Greg Goodman's funky vibe
There's a certain detachment from reality in this puff piece. When Goodman and Edlen and the boys tell you they're all about the next Clinton Street, it's to laugh. "We want to keep it a 'hood." Sure. Sure you do.
There's a certain detachment from reality in this puff piece. When Goodman and Edlen and the boys tell you they're all about the next Clinton Street, it's to laugh. "We want to keep it a 'hood." Sure. Sure you do.
Comments (9)
Another made up neighborhood, this time to make the Goodmans more $$$. I pitty their tenants.
Posted by Portland Native | March 17, 2012 2:45 PM
A great neighborhood to see your tax dollars at work. Look up to the top of the 12West building. See those turbines? From the ZGF website "The turbines are predicted to generate roughly 10,000 to 12,000 kWh per year, enough to power the elevators. More importantly, the turbines will be thoroughly instrumented so that actual performance and wind flow patterns can be validated against predictions. Recognizing the ground-breaking rigor of investigation into this untested application, the Energy Trust of Oregon and the Oregon Department of Energy funded the entire system cost through energy efficiency grants and tax credits." Yup really ground breaking research there.

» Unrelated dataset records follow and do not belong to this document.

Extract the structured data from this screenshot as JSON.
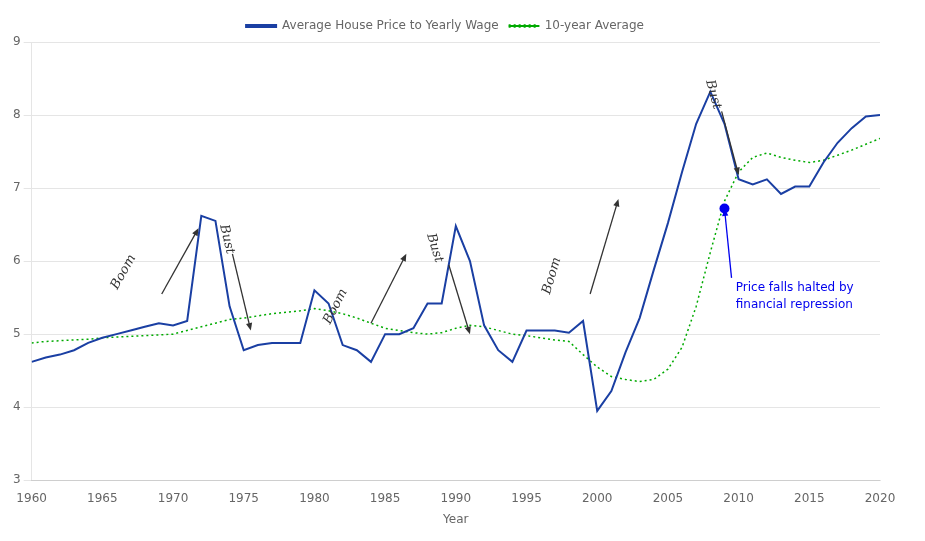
{
  "chart_data": {
    "type": "line",
    "xlabel": "Year",
    "x": [
      1960,
      1961,
      1962,
      1963,
      1964,
      1965,
      1966,
      1967,
      1968,
      1969,
      1970,
      1971,
      1972,
      1973,
      1974,
      1975,
      1976,
      1977,
      1978,
      1979,
      1980,
      1981,
      1982,
      1983,
      1984,
      1985,
      1986,
      1987,
      1988,
      1989,
      1990,
      1991,
      1992,
      1993,
      1994,
      1995,
      1996,
      1997,
      1998,
      1999,
      2000,
      2001,
      2002,
      2003,
      2004,
      2005,
      2006,
      2007,
      2008,
      2009,
      2010,
      2011,
      2012,
      2013,
      2014,
      2015,
      2016,
      2017,
      2018,
      2019,
      2020
    ],
    "series": [
      {
        "name": "Average House Price to Yearly Wage",
        "color": "#1a3fa3",
        "values": [
          4.62,
          4.68,
          4.72,
          4.78,
          4.88,
          4.95,
          5.0,
          5.05,
          5.1,
          5.15,
          5.12,
          5.18,
          6.62,
          6.55,
          5.38,
          4.78,
          4.85,
          4.88,
          4.88,
          4.88,
          5.6,
          5.42,
          4.85,
          4.78,
          4.62,
          5.0,
          5.0,
          5.08,
          5.42,
          5.42,
          6.48,
          6.0,
          5.12,
          4.78,
          4.62,
          5.05,
          5.05,
          5.05,
          5.02,
          5.18,
          3.95,
          4.22,
          4.75,
          5.22,
          5.88,
          6.52,
          7.22,
          7.88,
          8.32,
          7.88,
          7.12,
          7.05,
          7.12,
          6.92,
          7.02,
          7.02,
          7.35,
          7.62,
          7.82,
          7.98,
          8.0
        ]
      },
      {
        "name": "10-year Average",
        "color": "#00aa00",
        "line_style": "dotted",
        "values": [
          4.88,
          4.9,
          4.91,
          4.92,
          4.93,
          4.95,
          4.96,
          4.97,
          4.98,
          4.99,
          5.0,
          5.05,
          5.1,
          5.15,
          5.2,
          5.22,
          5.25,
          5.28,
          5.3,
          5.32,
          5.35,
          5.32,
          5.28,
          5.22,
          5.15,
          5.08,
          5.05,
          5.02,
          5.0,
          5.02,
          5.08,
          5.12,
          5.1,
          5.05,
          5.0,
          4.98,
          4.95,
          4.92,
          4.9,
          4.72,
          4.55,
          4.42,
          4.38,
          4.35,
          4.38,
          4.52,
          4.82,
          5.38,
          6.12,
          6.82,
          7.22,
          7.42,
          7.48,
          7.42,
          7.38,
          7.35,
          7.38,
          7.45,
          7.52,
          7.6,
          7.68
        ]
      }
    ],
    "xlim": [
      1960,
      2020
    ],
    "ylim": [
      3,
      9
    ],
    "xticks": [
      1960,
      1965,
      1970,
      1975,
      1980,
      1985,
      1990,
      1995,
      2000,
      2005,
      2010,
      2015,
      2020
    ],
    "yticks": [
      3,
      4,
      5,
      6,
      7,
      8,
      9
    ],
    "grid": "y",
    "legend": "top",
    "annotations": [
      {
        "text": [
          "Price falls halted by",
          "financial repression"
        ],
        "x": 2009.8,
        "y": 5.72,
        "color": "#0000ee",
        "point": [
          2009,
          6.72
        ],
        "arrow": [
          [
            2009.5,
            5.77
          ],
          [
            2009,
            6.72
          ]
        ]
      },
      {
        "text": "Boom",
        "x": 1966.5,
        "y": 5.85,
        "color": "#333333",
        "arrow": [
          [
            1969.2,
            5.55
          ],
          [
            1971.8,
            6.45
          ]
        ]
      },
      {
        "text": "Bust",
        "x": 1973.8,
        "y": 6.3,
        "color": "#333333",
        "arrow": [
          [
            1974.2,
            6.1
          ],
          [
            1975.5,
            5.05
          ]
        ]
      },
      {
        "text": "Boom",
        "x": 1981.5,
        "y": 5.38,
        "color": "#333333",
        "arrow": [
          [
            1984.0,
            5.15
          ],
          [
            1986.5,
            6.1
          ]
        ]
      },
      {
        "text": "Bust",
        "x": 1988.5,
        "y": 6.18,
        "color": "#333333",
        "arrow": [
          [
            1989.5,
            5.95
          ],
          [
            1991.0,
            5.0
          ]
        ]
      },
      {
        "text": "Boom",
        "x": 1996.8,
        "y": 5.8,
        "color": "#333333",
        "arrow": [
          [
            1999.5,
            5.55
          ],
          [
            2001.5,
            6.85
          ]
        ]
      },
      {
        "text": "Bust",
        "x": 2008.2,
        "y": 8.28,
        "color": "#333333",
        "arrow": [
          [
            2008.8,
            8.05
          ],
          [
            2010.0,
            7.18
          ]
        ]
      }
    ]
  }
}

Posted by Mike | March 17, 2012 6:07 PM
Wow, what a cabal of 1 percenters. Goodman, Singer, Menasche, Edlen.
And I can't get another $50K addition on my LOC from my bank because "they're not lending".
Sure. A 'hood. Sure.
Posted by nancy | March 18, 2012 9:17 AM
Mike, what do you think the odds are to have Energy Trust of Oregon and ODE pay for all of your wind turbines? And have you ever asked for the performance audit of the 12West installation. All I've gotten is "Don't know-get back to you".

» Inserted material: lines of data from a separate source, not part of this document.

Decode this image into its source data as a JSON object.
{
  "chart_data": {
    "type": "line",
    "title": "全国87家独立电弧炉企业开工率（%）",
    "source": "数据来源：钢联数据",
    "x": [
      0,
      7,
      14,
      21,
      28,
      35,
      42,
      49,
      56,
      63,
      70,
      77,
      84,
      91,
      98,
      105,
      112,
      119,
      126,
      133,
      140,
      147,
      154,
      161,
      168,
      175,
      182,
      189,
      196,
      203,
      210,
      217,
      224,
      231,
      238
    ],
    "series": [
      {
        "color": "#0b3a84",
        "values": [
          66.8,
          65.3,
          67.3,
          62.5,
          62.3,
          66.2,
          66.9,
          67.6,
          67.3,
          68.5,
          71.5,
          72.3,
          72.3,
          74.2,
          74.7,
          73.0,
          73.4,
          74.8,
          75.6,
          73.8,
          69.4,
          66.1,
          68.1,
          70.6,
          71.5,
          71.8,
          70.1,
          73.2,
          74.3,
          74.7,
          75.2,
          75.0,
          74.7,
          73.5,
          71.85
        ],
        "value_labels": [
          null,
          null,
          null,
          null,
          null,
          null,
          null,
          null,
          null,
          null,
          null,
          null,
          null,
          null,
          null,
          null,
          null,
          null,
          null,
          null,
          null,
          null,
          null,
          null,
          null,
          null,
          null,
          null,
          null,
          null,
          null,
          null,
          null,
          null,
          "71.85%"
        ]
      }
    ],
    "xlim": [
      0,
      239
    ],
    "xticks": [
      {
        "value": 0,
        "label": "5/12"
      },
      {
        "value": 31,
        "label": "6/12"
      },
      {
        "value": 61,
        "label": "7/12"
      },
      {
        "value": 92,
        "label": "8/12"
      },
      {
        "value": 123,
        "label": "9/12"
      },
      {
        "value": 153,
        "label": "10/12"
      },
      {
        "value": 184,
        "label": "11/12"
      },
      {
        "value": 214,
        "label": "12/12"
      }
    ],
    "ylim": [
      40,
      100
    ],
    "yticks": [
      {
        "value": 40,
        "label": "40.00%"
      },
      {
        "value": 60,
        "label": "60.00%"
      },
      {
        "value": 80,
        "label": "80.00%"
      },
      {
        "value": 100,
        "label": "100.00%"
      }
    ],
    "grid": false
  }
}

Posted by lw | March 18, 2012 11:45 AM
Nancy,
How much money of the pet projects throughout the years has been transferred to the 1 percenters?

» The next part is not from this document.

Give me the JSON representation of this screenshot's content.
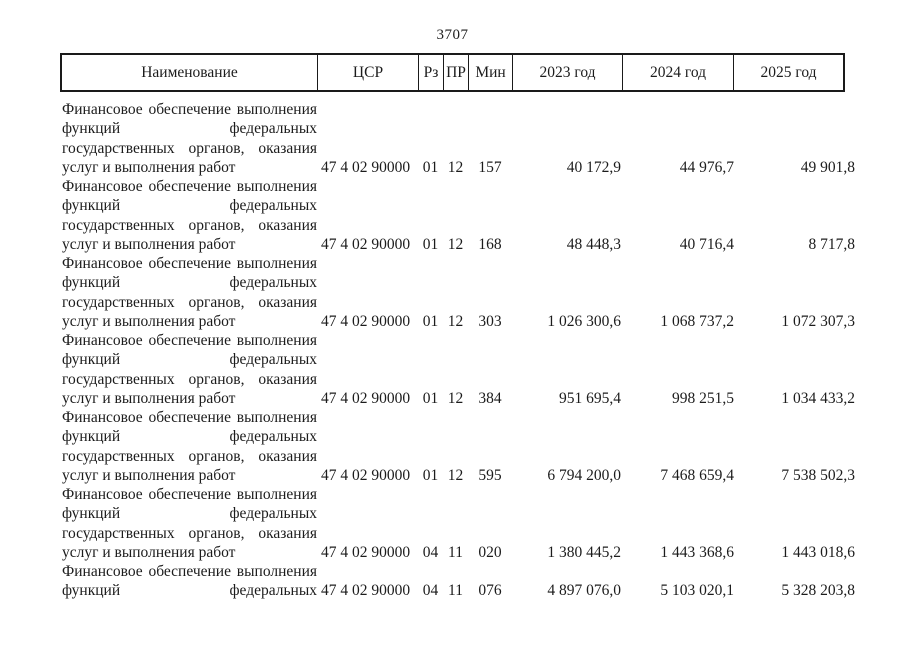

Is that why our share of debt is $10,9442.74?
Of course, they will do whatever they can to get more, the tentacles now reaching into Clackamas and Washington Counties.
Posted by clinamen | March 18, 2012 11:55 AM
"Those were among the traits that resonated with some of the city's best-known developers, who say they worked collaboratively, and more closely than they ever had before, to handpick tenants and revitalize old buildings while working to keep the dozen or so blocks' sensibilities."
Handpick... that's the word that stood out to me. There's nothing organic about the growth of a neighborhood where every twee little pocket-mulching cooperative was selected in this fashion. That's not business, that's a one-dimensional facade.
Central Planning is terrible at picking winners and losers. Get the hell out of the way and let the dog-fur knitters go at it for neighborhood supremacy. If they someday build a vital and energetic Dog Fur Row, it will not be due to your cunning plan.
Why do we need to master-plan everything in this city like it's Celebration, Florida?
Posted by Downtown Denizen | March 18, 2012 9:51 PM
Here is easily the best comment on that story:
Munchausenbaron March 17, 2012 at 7:39PM
I have never seen a town so full of itself as Portland...You'd think it was Paris on the Willamette, instead of a hardscrabble refugium for slackers, government lazies, neurotic and incompetent politicians, homeless people, drug addicts, grifters, pimps & 'hos, and fringe elements. It has acquired a weird kind of urban chic reputation with New York City types...starting even before Vera Katz invaded the city. But then if you've ever spent anytime in filthy, rude New York City, any place would be more appealing. Portlandia lives up to its reputation: WEIRD.
So true... I really need to change my handle, but I still go there every day. I must be weird too.
Posted by Downtown Denizen | March 18, 2012 10:21 PM
Downtown Denizen,:Why do we need to master-plan everything in this city like it's Celebration, Florida?
Good question.
How much do Master Plans cost?
I would feel such a sense of relief if we could just have a moratorium on plans for awhile.
This constant change and planning does not bode well for stability in a community.
Posted by clinamen | March 19, 2012 12:18 AM
LW Somehow I doubt that the performance audit of those wind turbines will ever see the light of day assuming that an audit is ever done. I know it cost $10,000 a piece to install those things but I have no idea what the total installed cost was. I'd like to see the cutting edge data that the two agencies will be sharing.If you are going to fund even a part of those things there should be some small chance that those things will ever be viable which in this case there isn't.